Les bourses européennes accentuaient leur hausse lundi en milieu de séance, portées par un envol des valeurs bancaires soutenu par l’espoir d’une recapitalisation de certains établissements, dans un marché cependant toujours nerveux face à la crise de la dette.

Après une ouverture en nette baisse, puis une légère remontée, les places financières passaient allègrement les 2% de hausse, à l’exception de Londres en plus légère ascension.

Vers 13h10 à la bourse suisse, l’indice des valeurs vedettes, le Swiss Market Index (SMI), s’appréciait de 2,72% à 5442 points. L’action UBS était particulièrement observée, après l’annonce samedi de la démission du patron de la banque Oswald Grübel. A la même heure, elle gagnait près de 4,5% à 10.57 francs.

Ailleurs et au même moment, Paris avançait de 3,39%, Francfort de 3,64%, Milan de 4,25%, Madrid de 3,5% et Londres de 1%.

En Asie, la défiance est restée par contre très élevée, la bourse de Tokyo ayant chuté de 2,17% en clôture, la flambée du yen venant s’ajoutant aux inquiétudes persistantes quant à la croissance mondiale. Il s’agit de son plus bas niveau depuis 30 mois.

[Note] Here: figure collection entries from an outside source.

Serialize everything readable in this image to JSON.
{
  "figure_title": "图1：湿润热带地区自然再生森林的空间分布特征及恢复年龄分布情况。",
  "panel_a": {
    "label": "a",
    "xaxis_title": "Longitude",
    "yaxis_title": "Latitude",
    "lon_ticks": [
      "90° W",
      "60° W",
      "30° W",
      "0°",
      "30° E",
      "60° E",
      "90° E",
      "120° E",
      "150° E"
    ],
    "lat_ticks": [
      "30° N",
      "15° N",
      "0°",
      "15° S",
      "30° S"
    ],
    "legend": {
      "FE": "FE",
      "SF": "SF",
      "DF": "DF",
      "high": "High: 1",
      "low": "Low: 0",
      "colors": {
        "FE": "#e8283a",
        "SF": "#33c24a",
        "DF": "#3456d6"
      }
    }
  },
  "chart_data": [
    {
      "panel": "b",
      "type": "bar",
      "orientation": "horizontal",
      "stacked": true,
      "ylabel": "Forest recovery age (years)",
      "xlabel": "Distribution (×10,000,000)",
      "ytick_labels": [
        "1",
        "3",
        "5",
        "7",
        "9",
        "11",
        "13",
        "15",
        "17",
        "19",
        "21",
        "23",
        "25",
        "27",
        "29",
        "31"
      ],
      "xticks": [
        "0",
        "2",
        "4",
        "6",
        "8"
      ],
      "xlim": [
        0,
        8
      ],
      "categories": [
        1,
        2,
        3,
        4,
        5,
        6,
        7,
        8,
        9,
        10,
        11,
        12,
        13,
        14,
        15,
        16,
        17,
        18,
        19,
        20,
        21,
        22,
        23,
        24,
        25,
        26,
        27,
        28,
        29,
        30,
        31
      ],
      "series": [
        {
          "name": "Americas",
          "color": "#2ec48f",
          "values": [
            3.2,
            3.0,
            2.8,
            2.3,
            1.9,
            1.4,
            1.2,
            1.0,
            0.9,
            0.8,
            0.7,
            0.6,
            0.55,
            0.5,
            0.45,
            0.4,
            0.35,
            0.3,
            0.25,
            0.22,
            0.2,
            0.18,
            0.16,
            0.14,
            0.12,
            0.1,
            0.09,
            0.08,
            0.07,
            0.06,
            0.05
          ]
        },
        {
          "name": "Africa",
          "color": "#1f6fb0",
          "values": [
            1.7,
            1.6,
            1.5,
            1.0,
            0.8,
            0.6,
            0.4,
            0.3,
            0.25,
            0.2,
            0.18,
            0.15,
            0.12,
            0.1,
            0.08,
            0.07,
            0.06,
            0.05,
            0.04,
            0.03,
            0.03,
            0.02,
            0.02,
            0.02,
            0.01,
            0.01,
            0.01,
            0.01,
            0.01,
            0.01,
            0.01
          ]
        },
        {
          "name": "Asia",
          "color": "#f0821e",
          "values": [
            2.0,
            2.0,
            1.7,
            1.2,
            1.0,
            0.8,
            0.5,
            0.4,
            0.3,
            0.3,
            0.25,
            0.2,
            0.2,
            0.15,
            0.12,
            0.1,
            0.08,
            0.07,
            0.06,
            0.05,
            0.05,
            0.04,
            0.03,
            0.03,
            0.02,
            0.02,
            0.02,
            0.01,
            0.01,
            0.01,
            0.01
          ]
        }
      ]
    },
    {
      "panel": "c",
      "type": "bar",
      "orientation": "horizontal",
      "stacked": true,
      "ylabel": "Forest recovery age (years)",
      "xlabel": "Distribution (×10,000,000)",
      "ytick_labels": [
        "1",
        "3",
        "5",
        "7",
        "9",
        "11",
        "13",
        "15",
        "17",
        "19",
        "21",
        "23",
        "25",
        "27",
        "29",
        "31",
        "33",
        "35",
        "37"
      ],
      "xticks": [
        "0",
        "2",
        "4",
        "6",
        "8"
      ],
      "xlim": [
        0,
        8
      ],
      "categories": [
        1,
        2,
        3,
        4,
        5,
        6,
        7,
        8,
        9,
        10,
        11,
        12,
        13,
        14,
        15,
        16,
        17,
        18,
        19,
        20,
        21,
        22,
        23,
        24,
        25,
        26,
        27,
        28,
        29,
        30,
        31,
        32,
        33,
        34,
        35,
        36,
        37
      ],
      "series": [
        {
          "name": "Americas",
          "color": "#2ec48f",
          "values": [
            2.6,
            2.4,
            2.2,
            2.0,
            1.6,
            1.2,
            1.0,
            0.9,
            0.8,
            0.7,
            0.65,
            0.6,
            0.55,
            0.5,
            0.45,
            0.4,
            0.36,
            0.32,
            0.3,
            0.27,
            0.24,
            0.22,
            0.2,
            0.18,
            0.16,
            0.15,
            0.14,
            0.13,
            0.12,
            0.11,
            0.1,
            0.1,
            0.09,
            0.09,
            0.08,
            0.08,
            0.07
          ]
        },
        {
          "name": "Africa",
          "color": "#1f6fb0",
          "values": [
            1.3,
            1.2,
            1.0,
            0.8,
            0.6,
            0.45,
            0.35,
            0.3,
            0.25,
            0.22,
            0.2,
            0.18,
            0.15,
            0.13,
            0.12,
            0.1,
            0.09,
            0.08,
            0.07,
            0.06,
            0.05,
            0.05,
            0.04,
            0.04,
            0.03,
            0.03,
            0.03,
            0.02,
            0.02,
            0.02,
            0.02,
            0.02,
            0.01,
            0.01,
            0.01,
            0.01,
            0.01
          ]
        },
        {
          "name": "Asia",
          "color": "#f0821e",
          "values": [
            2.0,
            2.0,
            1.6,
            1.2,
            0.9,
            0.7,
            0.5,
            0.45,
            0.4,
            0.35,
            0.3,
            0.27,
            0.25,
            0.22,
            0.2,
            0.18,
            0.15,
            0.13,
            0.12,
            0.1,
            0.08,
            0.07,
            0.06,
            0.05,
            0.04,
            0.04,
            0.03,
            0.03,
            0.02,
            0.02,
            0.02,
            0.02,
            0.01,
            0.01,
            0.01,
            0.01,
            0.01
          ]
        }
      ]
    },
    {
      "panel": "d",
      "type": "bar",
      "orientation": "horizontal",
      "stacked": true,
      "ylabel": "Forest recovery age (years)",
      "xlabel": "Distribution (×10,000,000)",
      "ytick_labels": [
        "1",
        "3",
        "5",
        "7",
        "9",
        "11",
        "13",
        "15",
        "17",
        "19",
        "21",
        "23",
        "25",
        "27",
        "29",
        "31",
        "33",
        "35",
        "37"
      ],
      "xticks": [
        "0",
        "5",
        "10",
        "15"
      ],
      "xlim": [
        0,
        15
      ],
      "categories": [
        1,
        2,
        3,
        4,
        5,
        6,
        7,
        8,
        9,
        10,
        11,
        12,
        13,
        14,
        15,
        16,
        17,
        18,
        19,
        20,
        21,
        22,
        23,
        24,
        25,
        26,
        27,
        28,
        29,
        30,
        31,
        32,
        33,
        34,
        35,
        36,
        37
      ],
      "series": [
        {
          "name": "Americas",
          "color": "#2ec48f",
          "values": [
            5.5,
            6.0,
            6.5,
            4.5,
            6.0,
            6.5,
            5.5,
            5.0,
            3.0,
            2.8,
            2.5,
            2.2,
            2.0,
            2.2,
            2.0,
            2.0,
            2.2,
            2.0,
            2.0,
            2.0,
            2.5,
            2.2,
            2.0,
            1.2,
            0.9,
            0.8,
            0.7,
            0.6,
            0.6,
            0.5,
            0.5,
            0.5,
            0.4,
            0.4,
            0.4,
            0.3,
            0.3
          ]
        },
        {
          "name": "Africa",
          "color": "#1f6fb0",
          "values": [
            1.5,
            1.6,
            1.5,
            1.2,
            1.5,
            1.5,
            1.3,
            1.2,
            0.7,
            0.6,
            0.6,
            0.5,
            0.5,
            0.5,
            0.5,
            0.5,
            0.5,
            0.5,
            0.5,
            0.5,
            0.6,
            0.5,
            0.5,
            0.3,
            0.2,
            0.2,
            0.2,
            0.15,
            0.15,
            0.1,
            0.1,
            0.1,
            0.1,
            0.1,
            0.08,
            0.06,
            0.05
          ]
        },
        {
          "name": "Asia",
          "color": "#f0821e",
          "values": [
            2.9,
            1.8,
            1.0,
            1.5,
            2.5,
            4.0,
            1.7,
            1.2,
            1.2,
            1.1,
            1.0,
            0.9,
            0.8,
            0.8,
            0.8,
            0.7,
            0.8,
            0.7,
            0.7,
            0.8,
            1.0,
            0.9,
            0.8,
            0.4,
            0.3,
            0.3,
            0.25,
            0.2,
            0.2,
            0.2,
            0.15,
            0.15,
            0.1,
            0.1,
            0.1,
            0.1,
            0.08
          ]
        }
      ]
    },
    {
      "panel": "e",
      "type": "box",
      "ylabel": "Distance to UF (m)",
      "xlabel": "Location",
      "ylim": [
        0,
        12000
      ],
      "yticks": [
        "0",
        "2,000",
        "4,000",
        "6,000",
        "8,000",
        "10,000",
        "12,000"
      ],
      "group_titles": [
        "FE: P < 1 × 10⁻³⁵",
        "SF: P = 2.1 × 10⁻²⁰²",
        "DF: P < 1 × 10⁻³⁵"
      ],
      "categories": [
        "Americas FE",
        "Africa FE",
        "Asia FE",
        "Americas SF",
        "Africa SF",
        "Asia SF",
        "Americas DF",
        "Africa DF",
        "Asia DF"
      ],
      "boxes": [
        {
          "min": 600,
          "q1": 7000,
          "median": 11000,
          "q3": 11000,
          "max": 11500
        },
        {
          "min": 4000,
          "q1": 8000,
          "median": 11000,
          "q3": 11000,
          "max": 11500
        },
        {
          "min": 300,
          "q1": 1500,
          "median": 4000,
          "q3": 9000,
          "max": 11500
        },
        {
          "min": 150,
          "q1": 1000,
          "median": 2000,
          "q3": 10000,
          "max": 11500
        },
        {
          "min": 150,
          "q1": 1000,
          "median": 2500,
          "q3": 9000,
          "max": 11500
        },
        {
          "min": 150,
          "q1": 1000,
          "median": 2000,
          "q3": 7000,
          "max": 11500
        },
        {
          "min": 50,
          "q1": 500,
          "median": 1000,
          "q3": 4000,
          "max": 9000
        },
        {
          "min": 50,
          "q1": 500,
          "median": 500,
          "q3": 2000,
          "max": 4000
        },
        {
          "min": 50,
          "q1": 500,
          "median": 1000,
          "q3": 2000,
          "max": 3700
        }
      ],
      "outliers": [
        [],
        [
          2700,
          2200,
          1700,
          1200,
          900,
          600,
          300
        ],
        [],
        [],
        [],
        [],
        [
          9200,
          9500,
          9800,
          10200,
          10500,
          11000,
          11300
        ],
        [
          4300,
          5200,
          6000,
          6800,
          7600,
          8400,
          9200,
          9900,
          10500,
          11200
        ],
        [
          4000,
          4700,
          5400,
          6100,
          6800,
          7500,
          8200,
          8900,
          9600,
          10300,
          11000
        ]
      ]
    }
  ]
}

Malgré un mauvais démarrage, les valeurs bancaires, très exposées aux dettes souveraines des pays de la zone euro, décollaient.

Après avoir été considérée la semaine dernière comme un très mauvais présage par les marchés, la perspective d’une recapitalisation de certaines banques était finalement perçue lundi par les investisseurs comme le signe d’un engagement des Etats.

L’or chute

L’or s’est effondré sous la barre des 1600 dollars l’once lundi à Hongkong, malgré des inquiétudes persistantes au sujet de l’économie mondiale, les courtiers vendant le métal précieux pour favoriser les placements en dollars, en forte hausse face aux autres devises.

Le métal précieux a plongé à 1575.80 dollars autour de 06h10 GMT lundi, alors qu’il atteignait 1731.18 dollars l’once vers 08h00 GMT vendredi.

Les courtiers toujours inquiets de la crise dans la zone euro, où de nombreux observateurs anticipent désormais un défaut de paiement de la Grèce, ont décidé de vendre alors que le dollar a rebondi face à plusieurs devises internationales pour devenir une valeur refuge bien plus attractive.

«Les prix de l’or témoignent d’une pression sur le court terme supplémentaire, les investisseurs se débarrassant de leurs positions dans l’or pour obtenir de l’argent frais», explique Becky Yuen, analyste à GuocoCapital.